S 37(1) : Business expenditure – Ad-hoc disallowance – AO neither rejected books of account nor pointed out any bogus or non-genuine expenses – Remand report did not pointed out any specific defects.[ S. 144, 145(3) ]

AO disallowed 25% of expenses claimed by assessee-company on the ground that assessee failed to substantiate its claim with supporting documents. Assessee filed additional evidence before CIT(A) justifying the expenses with ledgers, invoices, and supporting documents. CIT(A) forwarded additional evidence to AO for verification and called for remand report. AO remand report accepted certain expenses such as bank charges, interest, labour expenses, etc. However, he raised concerns about expenses paid in cash, and certain expenses related to rent, salary, insurance, etc. CIT(A) observed that AO neither rejected books of account, nor pointed out any bogus or non-genuine expenses. He also observed that assesse accounts were audited and no adverse remarks were given in tax audit report. Accordingly, he deleted the entire disallowance. On appeal the Tribunal held that the AO did not reject assessee’s books of account under section 145(3).

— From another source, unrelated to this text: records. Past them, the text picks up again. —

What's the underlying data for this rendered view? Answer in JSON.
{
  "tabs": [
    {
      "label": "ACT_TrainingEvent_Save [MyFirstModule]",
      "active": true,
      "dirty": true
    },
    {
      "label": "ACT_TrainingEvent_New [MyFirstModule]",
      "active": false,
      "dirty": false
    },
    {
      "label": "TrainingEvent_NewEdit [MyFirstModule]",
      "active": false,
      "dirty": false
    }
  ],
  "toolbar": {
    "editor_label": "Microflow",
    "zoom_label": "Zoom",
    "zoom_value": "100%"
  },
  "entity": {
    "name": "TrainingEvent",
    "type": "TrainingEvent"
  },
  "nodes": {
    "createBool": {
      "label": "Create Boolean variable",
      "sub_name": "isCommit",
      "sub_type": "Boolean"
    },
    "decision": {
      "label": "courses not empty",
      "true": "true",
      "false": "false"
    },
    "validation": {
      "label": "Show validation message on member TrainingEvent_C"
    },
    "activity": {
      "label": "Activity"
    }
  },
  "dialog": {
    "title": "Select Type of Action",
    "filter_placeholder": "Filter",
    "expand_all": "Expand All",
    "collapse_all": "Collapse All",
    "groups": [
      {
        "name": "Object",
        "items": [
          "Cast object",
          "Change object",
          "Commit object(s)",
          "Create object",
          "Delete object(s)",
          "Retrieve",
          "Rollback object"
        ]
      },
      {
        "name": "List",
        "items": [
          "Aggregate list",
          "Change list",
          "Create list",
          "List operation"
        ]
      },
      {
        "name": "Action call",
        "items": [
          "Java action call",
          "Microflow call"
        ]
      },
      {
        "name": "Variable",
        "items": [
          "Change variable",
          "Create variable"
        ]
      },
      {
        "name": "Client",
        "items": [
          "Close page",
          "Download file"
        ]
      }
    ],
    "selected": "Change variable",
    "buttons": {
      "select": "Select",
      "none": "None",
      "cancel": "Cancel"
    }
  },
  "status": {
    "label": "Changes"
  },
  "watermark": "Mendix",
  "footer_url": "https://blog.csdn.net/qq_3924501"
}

Further, tax audit report did not highlight any discrepancies in assessee’s expense claims. Further, remand report did not identify specific defects in the expenses. No bogus or non-genuine expenditure was identified by AO. Moreover, the same nature of expenses was allowed in previous and subsequent years, indicating consistency. It is well settled by various judicial precedents that an ad-hoc disallowance without identifying specific defects is legally unsustainable. Since AO’s own remand report did not justify the ad-hoc disallowance, the CIT(A) rightly deleted the same.